A total of 205 patients with T1 (23%) and T2 (77%) prostate cancer were treated with conventional external beam radiation therapy from 1991 to 1993 at the Massachusetts General Hospital. Of the patients, 62 had adequate and suitable-stained tumor material for Survivin analysis. Median follow-up was 102 months (range, 5–127 months). Distant failure was determined on the basis of clinical criteria. In preclinical studies, replication-deficient adenovirus encoding phosphorylation-defective Survivin Thr34→Ala dominant-negative mutant pAd-S(T34A) or short hairpin RNA (shRNA) was used to inhibit Survivin in prostate cancer models, and the cell motility, morphology, and metastasis were investigated.

Results

Our correlative data on men with early-stage (T1/T2) prostate cancers treated at Massachusetts General Hospital by definitive radiotherapy indicated that overexpression of Survivin (positive staining in ≥10% cells) was associated with a significantly increased risk for the subsequent development of distant metastasis (p = 0.016) in the univariate analysis. In the multivariate analysis, overexpression of Survivin remained an independent predictor of distant metastasis (p = 0.008). The inhibition of Survivin dramatically inhibited invasiveness of prostate cancer cells in the in vitro invasion assay and spontaneous metastasis in the Dunning prostate cancer in vivo model. Furthermore, attenuation of Survivin resulted in changes in the microtubule cytoskeleton, loss of cellular polarity, and loss of motility.

Conclusions

This study suggests that Survivin may be a potentially important prognostic marker and promising therapeutic target in metastatic prostate cancer.

Introduction

Metastatic prostate cancer is one of the leading causes of cancer death in men. An estimated 186,320 new cases will occur in the US during 2008, and 28,660 men are expected to die from the disease (1). Although there have been significant advances in the early detection and treatment of localized prostate cancer, invasion and metastasis, the key determinant of lethality in the disease, still represents a major clinical challenge. Therefore, identification of the molecular mechanisms that lead to distant metastasis is critical for improvement of the treatments for metastatic prostate cancer and for development of strategies to prevent primary prostate cancer from metastasizing 2, 3, 4.

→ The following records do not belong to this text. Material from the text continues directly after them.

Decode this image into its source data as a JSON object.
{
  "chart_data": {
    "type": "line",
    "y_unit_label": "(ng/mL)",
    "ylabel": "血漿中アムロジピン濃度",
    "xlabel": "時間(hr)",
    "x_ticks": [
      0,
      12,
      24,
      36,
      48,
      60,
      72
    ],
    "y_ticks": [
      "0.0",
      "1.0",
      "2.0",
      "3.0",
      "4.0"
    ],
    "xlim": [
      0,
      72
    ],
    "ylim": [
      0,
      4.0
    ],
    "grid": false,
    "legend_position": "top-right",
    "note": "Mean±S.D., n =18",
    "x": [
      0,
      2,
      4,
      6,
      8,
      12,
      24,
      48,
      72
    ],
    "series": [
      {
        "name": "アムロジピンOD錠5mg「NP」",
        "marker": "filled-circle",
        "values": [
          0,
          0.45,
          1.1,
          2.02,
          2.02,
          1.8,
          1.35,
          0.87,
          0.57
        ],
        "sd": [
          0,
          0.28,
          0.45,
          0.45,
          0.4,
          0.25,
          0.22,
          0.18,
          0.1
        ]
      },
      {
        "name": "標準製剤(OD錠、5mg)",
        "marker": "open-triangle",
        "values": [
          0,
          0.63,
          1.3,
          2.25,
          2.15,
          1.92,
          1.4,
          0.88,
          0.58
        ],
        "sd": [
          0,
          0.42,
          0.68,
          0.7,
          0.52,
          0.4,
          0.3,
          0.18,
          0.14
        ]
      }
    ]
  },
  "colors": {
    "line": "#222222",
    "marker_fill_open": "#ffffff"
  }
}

Survivin, the smallest member of the inhibitor of apoptosis (IAP) family, is a 142-amino acid, 16.5-kDa protein coded by a single-copy gene on the human 17q25 chromosome. The two main reasons for considering Survivin as an attractive therapeutic target in cancer are its differential expression in tumors vs. normal tissues and its potential requirement for maintaining cancer-cell viability 5, 6. Survivin has not been found to be expressed in normal secretory epithelium of the prostate but has been found to be strongly expressed in prostate cancer cells (7). Furthermore, Survivin has been found to be expressed in biologically aggressive prostate cancers with higher Gleason scores and metastasis to the regional lymph node 8, 9. We have found that IGFR1-mediated upregulation of Survivin via PI3K signaling may represent an important mechanism of regulation of its expression in prostate cancer cells and resistance to antiandrogen therapy. Antagonism of Survivin appears to greatly enhance the sensitivity of prostate cancer cells to antiandrogen therapy and chemotherapy 10, 11. In this present study, we investigate the role of Survivin in mediating prostate cancer metastasis.